Jane Austen – Lady Susan
Most of Jane Austen’s work is pretty well known. The problem is she only wrote six novels, so you get through them pretty fast. Well, imagine how happy I was to find she’d completed this novella, Lady Susan, as well! It’s written in “epistolary novel” form, which means the story is told through the characters writing letters to each other. And it’s highly amusing! Lady Susan is an unscrupulous woman who sinks her claws into the very man who swore he’d never be caught by her … and then what happens? My only disappointment with this novella was how abrupt the ending was. I felt Austen could’ve gone on longer and made it a full novel, instead of quickly tacking a conclusion on the events. But for the extra bit of Austen enjoyment I got out of it, it’s worth it. (Plus, it’s actually finished, which is more than can be said for The Watsons and Sandition).

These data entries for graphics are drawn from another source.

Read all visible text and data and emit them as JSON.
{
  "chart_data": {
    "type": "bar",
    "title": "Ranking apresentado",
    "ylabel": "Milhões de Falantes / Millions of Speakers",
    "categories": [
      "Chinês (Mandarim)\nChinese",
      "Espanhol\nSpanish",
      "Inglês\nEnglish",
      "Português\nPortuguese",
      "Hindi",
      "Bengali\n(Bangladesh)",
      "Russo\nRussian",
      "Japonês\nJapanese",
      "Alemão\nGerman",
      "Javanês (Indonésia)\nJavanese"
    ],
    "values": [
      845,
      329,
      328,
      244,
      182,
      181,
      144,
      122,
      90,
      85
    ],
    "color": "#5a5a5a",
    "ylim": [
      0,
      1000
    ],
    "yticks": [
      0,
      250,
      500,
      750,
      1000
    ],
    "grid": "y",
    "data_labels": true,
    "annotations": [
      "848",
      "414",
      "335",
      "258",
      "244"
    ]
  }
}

UPDATE: Lady Susan was made into a movie in 2016, starring Kate Beckinsale! It’s retitled ‘Love and Friendship’ and I absolutely loved it. I think it really catches the spirit of the novella.
So… don’t know what to read? (How can you not, after I gave you that nice chart of fantasy novels last week? But maybe fantasy’s not your thing.) Find an author you really enjoyed, and see what else they wrote. Or read one of the above–I enjoyed them. What other lesser known works have you read that you’d recommend?